In 2013, SpaceX and Tesla co-founder Elon Musk announced the Hyperloop, an enclosed tube that would stretch for hundreds of miles between cities and allow people to travel at more than 700 miles per hour – jetting from Los Angeles to San Francisco, for example, in as little as half an hour.

Some critics at first dismissed the idea as impractical, but as engineers and scientists examined Mr. Musk’s white paper explaining the Hyperloop’s operation, they concluded it was worth pursuing.

Now, a consortium of aerospace engineers has designed an electric motor to power the prototype Hyperloop, a 1-kilometer test track is being built in Las Vegas, and SpaceX has selected 124 teams – mostly consisting of student engineers – to compete to design the pods that will travel through the Hyperloop.

Hyperloop works by reducing the pressure inside a straight tube and shooting a capsule through it at very high speed, using an air pump mounted on the capsule’s nose to reduce drag. The capsules will glide inside the tube on a layer of air, similar to the way a puck floats on an air-hockey table. The end result, Musk says, is a relatively affordable method of transportation that’s faster than air travel between cities that are close together.
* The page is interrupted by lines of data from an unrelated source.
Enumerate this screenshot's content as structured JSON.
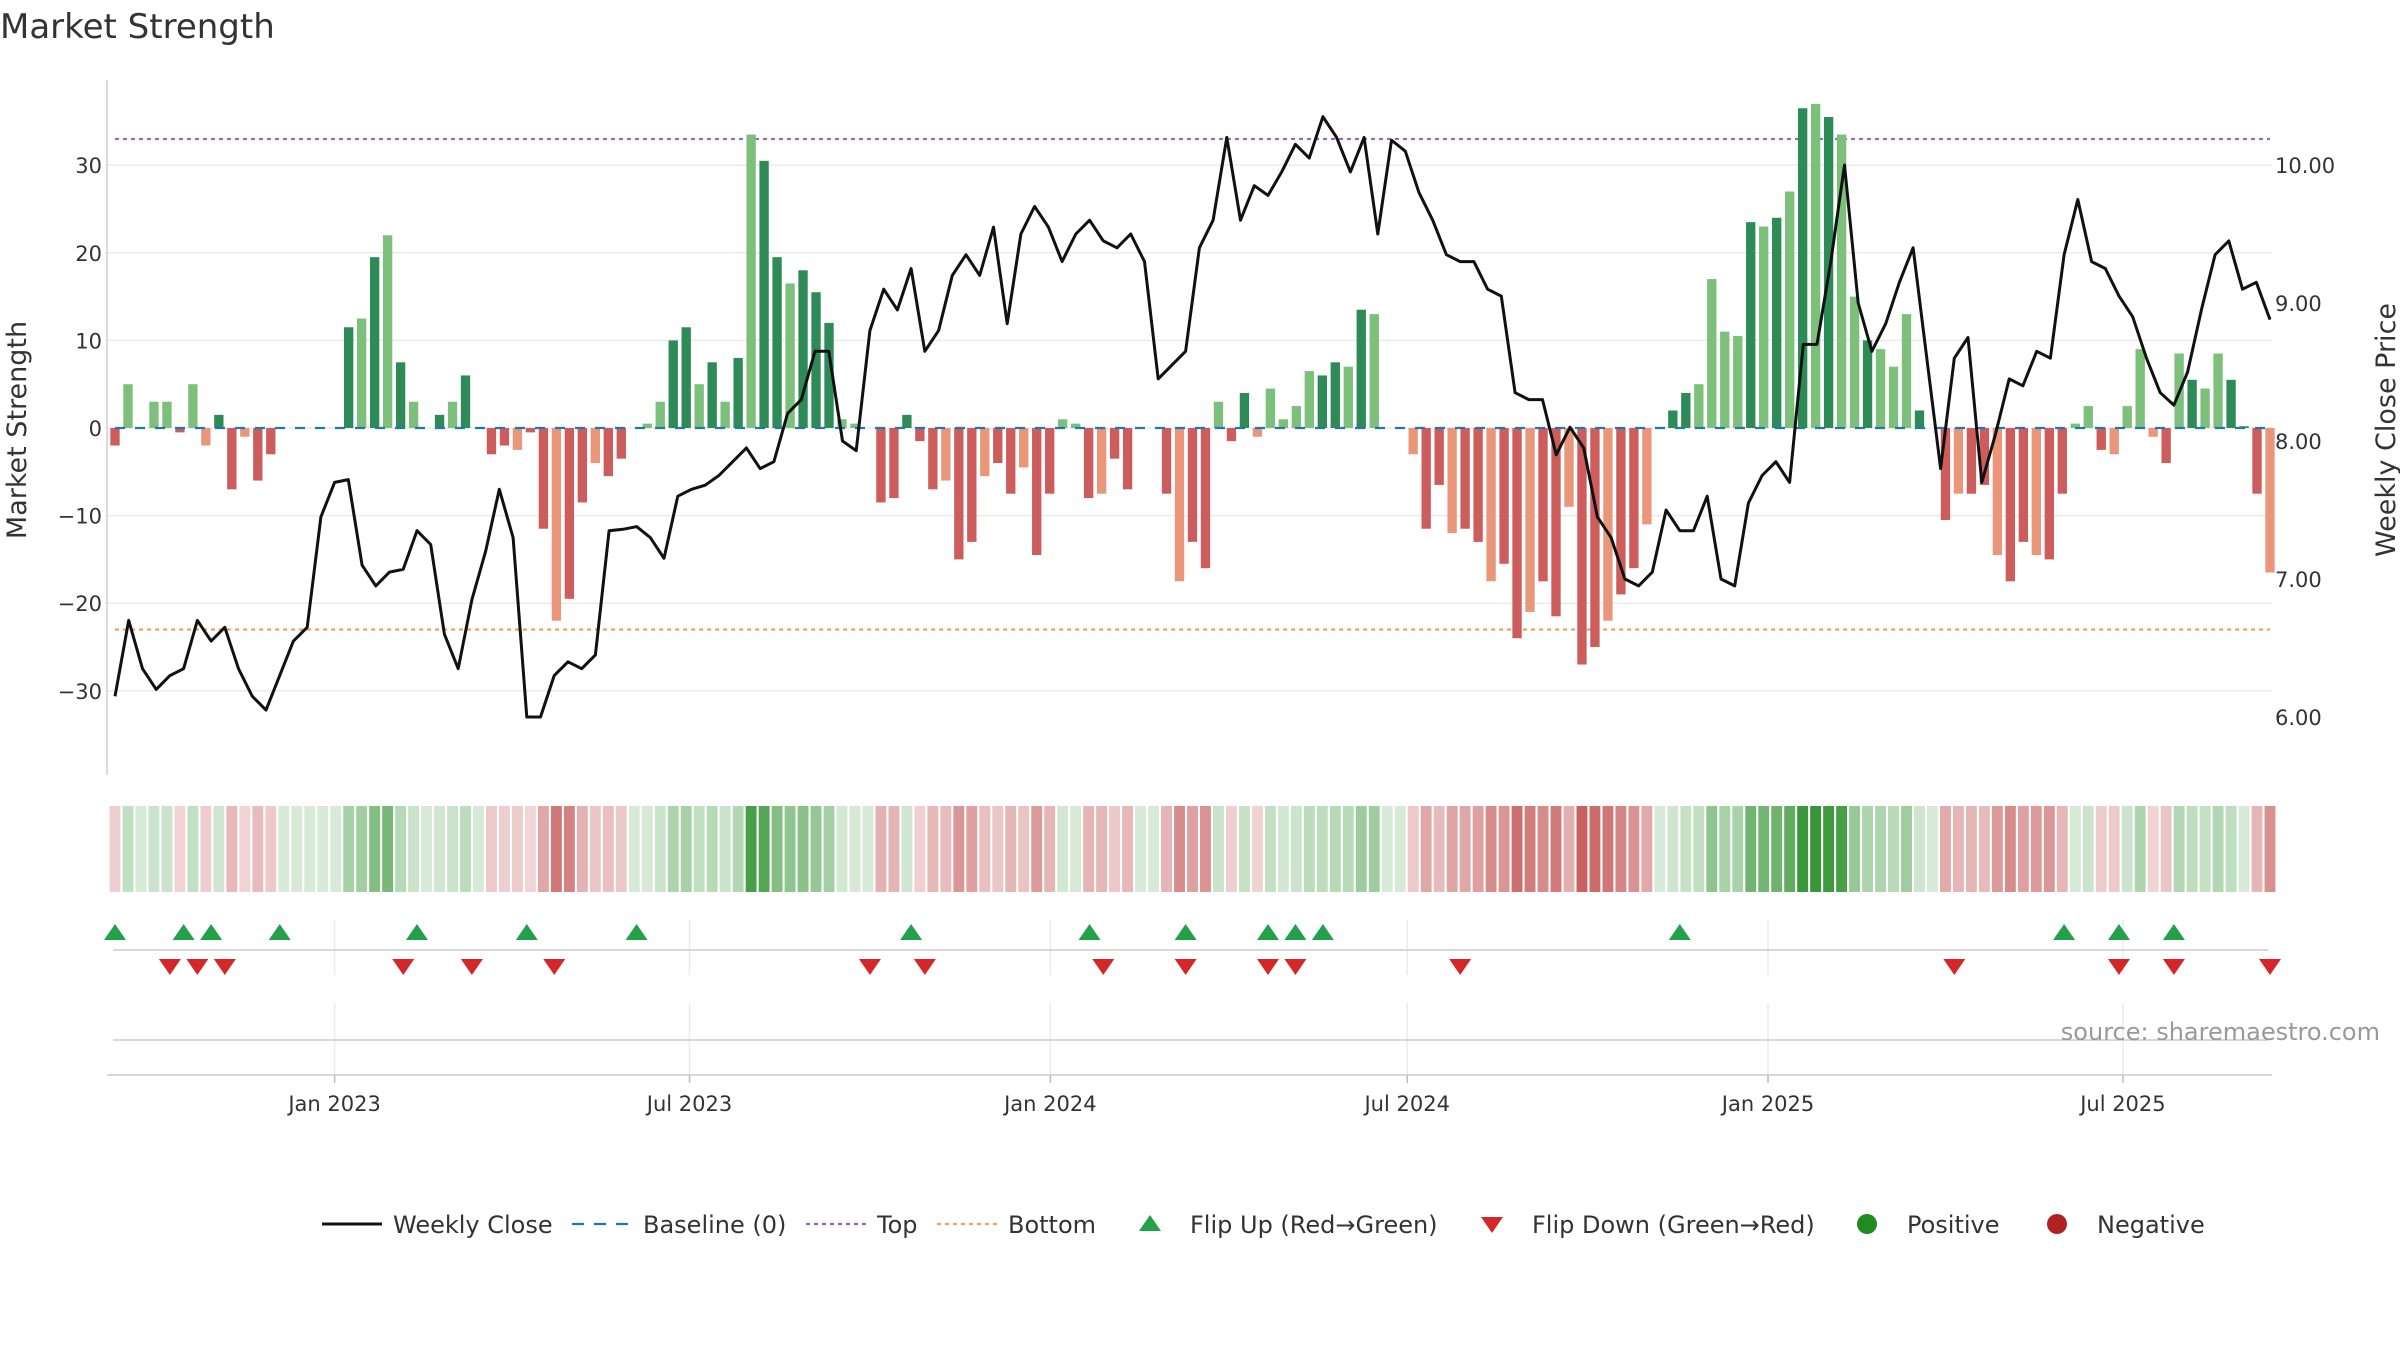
{
  "chart_data": {
    "type": "bar",
    "title": "Market Strength",
    "ylabel_left": "Market Strength",
    "ylabel_right": "Weekly Close Price",
    "source": "source: sharemaestro.com",
    "left_axis": {
      "ylim": [
        -40,
        38
      ],
      "ticks": [
        -30,
        -20,
        -10,
        0,
        10,
        20,
        30
      ],
      "tick_labels": [
        "−30",
        "−20",
        "−10",
        "0",
        "10",
        "20",
        "30"
      ]
    },
    "right_axis": {
      "ylim": [
        5.6,
        10.7
      ],
      "ticks": [
        6,
        7,
        8,
        9,
        10
      ],
      "tick_labels": [
        "6.00",
        "7.00",
        "8.00",
        "9.00",
        "10.00"
      ]
    },
    "x_dates": {
      "start": "2022-09-11",
      "end": "2025-09-14"
    },
    "x_ticks": [
      {
        "date": "2023-01-01",
        "label": "Jan 2023"
      },
      {
        "date": "2023-07-01",
        "label": "Jul 2023"
      },
      {
        "date": "2024-01-01",
        "label": "Jan 2024"
      },
      {
        "date": "2024-07-01",
        "label": "Jul 2024"
      },
      {
        "date": "2025-01-01",
        "label": "Jan 2025"
      },
      {
        "date": "2025-07-01",
        "label": "Jul 2025"
      }
    ],
    "top_line": 33,
    "bottom_line": -23,
    "strength_values": [
      -2,
      5,
      0,
      3,
      3,
      -0.5,
      5,
      -2,
      1.5,
      -7,
      -1,
      -6,
      -3,
      0,
      0,
      0,
      0,
      0,
      11.5,
      12.5,
      19.5,
      22,
      7.5,
      3,
      0,
      1.5,
      3,
      6,
      0,
      -3,
      -2,
      -2.5,
      -0.5,
      -11.5,
      -22,
      -19.5,
      -8.5,
      -4,
      -5.5,
      -3.5,
      0,
      0.5,
      3,
      10,
      11.5,
      5,
      7.5,
      3,
      8,
      33.5,
      30.5,
      19.5,
      16.5,
      18,
      15.5,
      12,
      1,
      0.5,
      0,
      -8.5,
      -8,
      1.5,
      -1.5,
      -7,
      -6,
      -15,
      -13,
      -5.5,
      -4,
      -7.5,
      -4.5,
      -14.5,
      -7.5,
      1,
      0.5,
      -8,
      -7.5,
      -3.5,
      -7,
      0,
      0,
      -7.5,
      -17.5,
      -13,
      -16,
      3,
      -1.5,
      4,
      -1,
      4.5,
      1,
      2.5,
      6.5,
      6,
      7.5,
      7,
      13.5,
      13,
      0,
      0,
      -3,
      -11.5,
      -6.5,
      -12,
      -11.5,
      -13,
      -17.5,
      -15.5,
      -24,
      -21,
      -17.5,
      -21.5,
      -9,
      -27,
      -25,
      -22,
      -19,
      -16,
      -11,
      0,
      2,
      4,
      5,
      17,
      11,
      10.5,
      23.5,
      23,
      24,
      27,
      36.5,
      37,
      35.5,
      33.5,
      15,
      10,
      9,
      7,
      13,
      2,
      0,
      -10.5,
      -7.5,
      -7.5,
      -6.5,
      -14.5,
      -17.5,
      -13,
      -14.5,
      -15,
      -7.5,
      0.5,
      2.5,
      -2.5,
      -3,
      2.5,
      9,
      -1,
      -4,
      8.5,
      5.5,
      4.5,
      8.5,
      5.5,
      0.2,
      -7.5,
      -16.5
    ],
    "series": [
      {
        "name": "Weekly Close",
        "values": [
          6.15,
          6.7,
          6.35,
          6.2,
          6.3,
          6.35,
          6.7,
          6.55,
          6.65,
          6.35,
          6.15,
          6.05,
          6.3,
          6.55,
          6.65,
          7.45,
          7.7,
          7.72,
          7.1,
          6.95,
          7.05,
          7.07,
          7.35,
          7.25,
          6.6,
          6.35,
          6.85,
          7.2,
          7.65,
          7.3,
          6.0,
          6.0,
          6.3,
          6.4,
          6.35,
          6.45,
          7.35,
          7.36,
          7.38,
          7.3,
          7.15,
          7.6,
          7.65,
          7.68,
          7.75,
          7.85,
          7.95,
          7.8,
          7.85,
          8.2,
          8.3,
          8.65,
          8.65,
          8.0,
          7.93,
          8.8,
          9.1,
          8.95,
          9.25,
          8.65,
          8.8,
          9.2,
          9.35,
          9.2,
          9.55,
          8.85,
          9.5,
          9.7,
          9.55,
          9.3,
          9.5,
          9.6,
          9.45,
          9.4,
          9.5,
          9.3,
          8.45,
          8.55,
          8.65,
          9.4,
          9.6,
          10.2,
          9.6,
          9.85,
          9.78,
          9.95,
          10.15,
          10.05,
          10.35,
          10.2,
          9.95,
          10.2,
          9.5,
          10.18,
          10.1,
          9.8,
          9.6,
          9.35,
          9.3,
          9.3,
          9.1,
          9.05,
          8.35,
          8.3,
          8.3,
          7.9,
          8.1,
          7.95,
          7.45,
          7.3,
          7.0,
          6.95,
          7.05,
          7.5,
          7.35,
          7.35,
          7.6,
          7.0,
          6.95,
          7.55,
          7.75,
          7.85,
          7.7,
          8.7,
          8.7,
          9.3,
          10.0,
          9.0,
          8.65,
          8.85,
          9.15,
          9.4,
          8.6,
          7.8,
          8.6,
          8.75,
          7.7,
          8.05,
          8.45,
          8.4,
          8.65,
          8.6,
          9.35,
          9.75,
          9.3,
          9.25,
          9.05,
          8.9,
          8.6,
          8.35,
          8.26,
          8.5,
          8.95,
          9.35,
          9.45,
          9.1,
          9.15,
          8.88
        ]
      },
      {
        "name": "Baseline (0)",
        "values": [
          0
        ]
      },
      {
        "name": "Top",
        "values": [
          33
        ]
      },
      {
        "name": "Bottom",
        "values": [
          -23
        ]
      },
      {
        "name": "Flip Up (Red→Green)",
        "x": [
          "2022-09-11",
          "2022-10-16",
          "2022-10-30",
          "2022-12-04",
          "2023-02-12",
          "2023-04-09",
          "2023-06-04",
          "2023-10-22",
          "2024-01-21",
          "2024-03-10",
          "2024-04-21",
          "2024-05-05",
          "2024-05-19",
          "2024-11-17",
          "2025-06-01",
          "2025-06-29",
          "2025-07-27"
        ]
      },
      {
        "name": "Flip Down (Green→Red)",
        "x": [
          "2022-10-09",
          "2022-10-23",
          "2022-11-06",
          "2023-02-05",
          "2023-03-12",
          "2023-04-23",
          "2023-10-01",
          "2023-10-29",
          "2024-01-28",
          "2024-03-10",
          "2024-04-21",
          "2024-05-05",
          "2024-07-28",
          "2025-04-06",
          "2025-06-29",
          "2025-07-27",
          "2025-09-14"
        ]
      }
    ],
    "legend": {
      "placement": "bottom",
      "items": [
        {
          "label": "Weekly Close",
          "kind": "line",
          "color": "#111111"
        },
        {
          "label": "Baseline (0)",
          "kind": "dash",
          "color": "#1f77b4"
        },
        {
          "label": "Top",
          "kind": "dot",
          "color": "#9467bd"
        },
        {
          "label": "Bottom",
          "kind": "dot",
          "color": "#f0a060"
        },
        {
          "label": "Flip Up (Red→Green)",
          "kind": "tri-up",
          "color": "#22a04a"
        },
        {
          "label": "Flip Down (Green→Red)",
          "kind": "tri-down",
          "color": "#d62728"
        },
        {
          "label": "Positive",
          "kind": "circle",
          "color": "#228b22"
        },
        {
          "label": "Negative",
          "kind": "circle",
          "color": "#b22222"
        }
      ]
    },
    "colors": {
      "pos_dark": "#2e8b57",
      "pos_light": "#7cc07c",
      "neg_dark": "#cd5c5c",
      "neg_light": "#e9967a",
      "baseline": "#1f77b4",
      "top": "#9467bd",
      "bottom": "#f0a060",
      "price": "#111111",
      "flip_up": "#22a04a",
      "flip_down": "#d62728"
    },
    "grid": true
  }
}
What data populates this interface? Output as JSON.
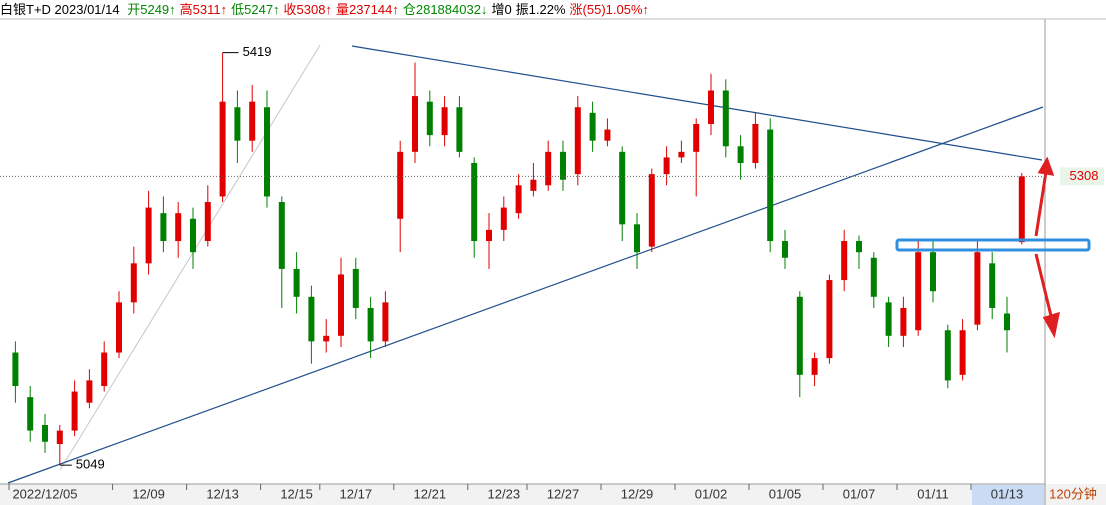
{
  "chart_data": {
    "type": "candlestick",
    "title": "白银T+D 2023/01/14",
    "stats": [
      {
        "text": "开5249↑",
        "color": "#008800"
      },
      {
        "text": "高5311↑",
        "color": "#dd0000"
      },
      {
        "text": "低5247↑",
        "color": "#008800"
      },
      {
        "text": "收5308↑",
        "color": "#dd0000"
      },
      {
        "text": "量237144↑",
        "color": "#dd0000"
      },
      {
        "text": "仓281884032↓",
        "color": "#008800"
      },
      {
        "text": "增0",
        "color": "#000000"
      },
      {
        "text": "振1.22%",
        "color": "#000000"
      },
      {
        "text": "涨(55)1.05%↑",
        "color": "#dd0000"
      }
    ],
    "period": "120分钟",
    "categories": [
      null,
      null,
      "2022/12/05",
      null,
      null,
      null,
      null,
      null,
      null,
      "12/09",
      null,
      null,
      null,
      null,
      "12/13",
      null,
      null,
      null,
      null,
      "12/15",
      null,
      null,
      null,
      "12/17",
      null,
      null,
      null,
      null,
      "12/21",
      null,
      null,
      null,
      null,
      "12/23",
      null,
      null,
      null,
      "12/27",
      null,
      null,
      null,
      null,
      "12/29",
      null,
      null,
      null,
      null,
      "01/02",
      null,
      null,
      null,
      null,
      "01/05",
      null,
      null,
      null,
      null,
      "01/07",
      null,
      null,
      null,
      null,
      "01/11",
      null,
      null,
      null,
      null,
      "01/13",
      null
    ],
    "open": [
      5150,
      5110,
      5085,
      5068,
      5080,
      5105,
      5120,
      5150,
      5195,
      5230,
      5275,
      5250,
      5270,
      5250,
      5290,
      5370,
      5340,
      5370,
      5285,
      5225,
      5200,
      5160,
      5165,
      5225,
      5190,
      5160,
      5270,
      5330,
      5375,
      5345,
      5370,
      5320,
      5250,
      5260,
      5275,
      5295,
      5300,
      5330,
      5310,
      5365,
      5340,
      5330,
      5265,
      5245,
      5310,
      5325,
      5330,
      5355,
      5385,
      5335,
      5320,
      5350,
      5250,
      5200,
      5130,
      5145,
      5215,
      5250,
      5235,
      5195,
      5165,
      5170,
      5240,
      5170,
      5130,
      5175,
      5230,
      5185,
      5249
    ],
    "high": [
      5160,
      5120,
      5095,
      5085,
      5125,
      5135,
      5160,
      5205,
      5245,
      5295,
      5290,
      5285,
      5280,
      5300,
      5419,
      5385,
      5390,
      5385,
      5290,
      5240,
      5210,
      5180,
      5235,
      5235,
      5200,
      5205,
      5340,
      5410,
      5385,
      5380,
      5380,
      5325,
      5275,
      5290,
      5310,
      5320,
      5340,
      5340,
      5380,
      5375,
      5360,
      5335,
      5275,
      5315,
      5335,
      5340,
      5360,
      5400,
      5395,
      5345,
      5365,
      5360,
      5260,
      5205,
      5150,
      5220,
      5260,
      5255,
      5240,
      5200,
      5200,
      5250,
      5250,
      5175,
      5180,
      5250,
      5240,
      5200,
      5311
    ],
    "low": [
      5105,
      5070,
      5060,
      5049,
      5075,
      5100,
      5115,
      5145,
      5185,
      5220,
      5240,
      5235,
      5225,
      5245,
      5285,
      5320,
      5330,
      5280,
      5190,
      5185,
      5140,
      5150,
      5155,
      5180,
      5145,
      5155,
      5240,
      5320,
      5335,
      5335,
      5325,
      5235,
      5225,
      5250,
      5270,
      5290,
      5295,
      5295,
      5300,
      5330,
      5335,
      5250,
      5225,
      5240,
      5300,
      5320,
      5290,
      5345,
      5325,
      5305,
      5315,
      5240,
      5225,
      5110,
      5120,
      5140,
      5205,
      5225,
      5190,
      5155,
      5155,
      5165,
      5195,
      5118,
      5125,
      5170,
      5180,
      5150,
      5247
    ],
    "close": [
      5120,
      5080,
      5070,
      5080,
      5115,
      5125,
      5150,
      5195,
      5230,
      5280,
      5250,
      5275,
      5240,
      5285,
      5375,
      5340,
      5375,
      5290,
      5225,
      5200,
      5160,
      5165,
      5220,
      5190,
      5160,
      5195,
      5330,
      5380,
      5345,
      5370,
      5330,
      5250,
      5260,
      5280,
      5300,
      5305,
      5330,
      5305,
      5370,
      5340,
      5350,
      5265,
      5240,
      5310,
      5325,
      5330,
      5355,
      5385,
      5335,
      5320,
      5355,
      5250,
      5235,
      5130,
      5145,
      5215,
      5250,
      5240,
      5200,
      5165,
      5190,
      5240,
      5205,
      5125,
      5170,
      5240,
      5190,
      5170,
      5308
    ],
    "ylim": [
      5033,
      5459
    ],
    "up_color": "#e00000",
    "down_color": "#008000"
  }
}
The teams, which hail from 20 countries and 27 US states and have names such as “Pod People” and “Hullabaloop,” will present their concepts for Hyperloop pods at a competition to be held on January 29 and 30 at Texas A&M University. The teams will pitch designs and subsystems to a panel of judges from SpaceX, Tesla, and university engineering faculty, and one will be selected to build a prototype pod to run on a test track near SpaceX headquarters in California next summer.

Entrants not only have to come up with a feasible pod design; if they win, they have to find sponsors to actually build a prototype pod. “This is one of the problems where if you don’t tell the students it’s impossible they’ll figure out a way to do it,” Texas A&M professor of engineering Gregory Chamitoff told Ars Technica’s Eric Berger.

The two startup companies that are working on building the Hyperloop, Hyperloop Technologies and Hyperloop Transport Technologies, aren’t involved in the design competition. Both are building test tracks and plan to debut their own supersonic pod prototypes next year. But if the winning contest entry proves its viability, the companies may look to use that design instead – especially if it helps them to get an actual Hyperloop constructed more quickly.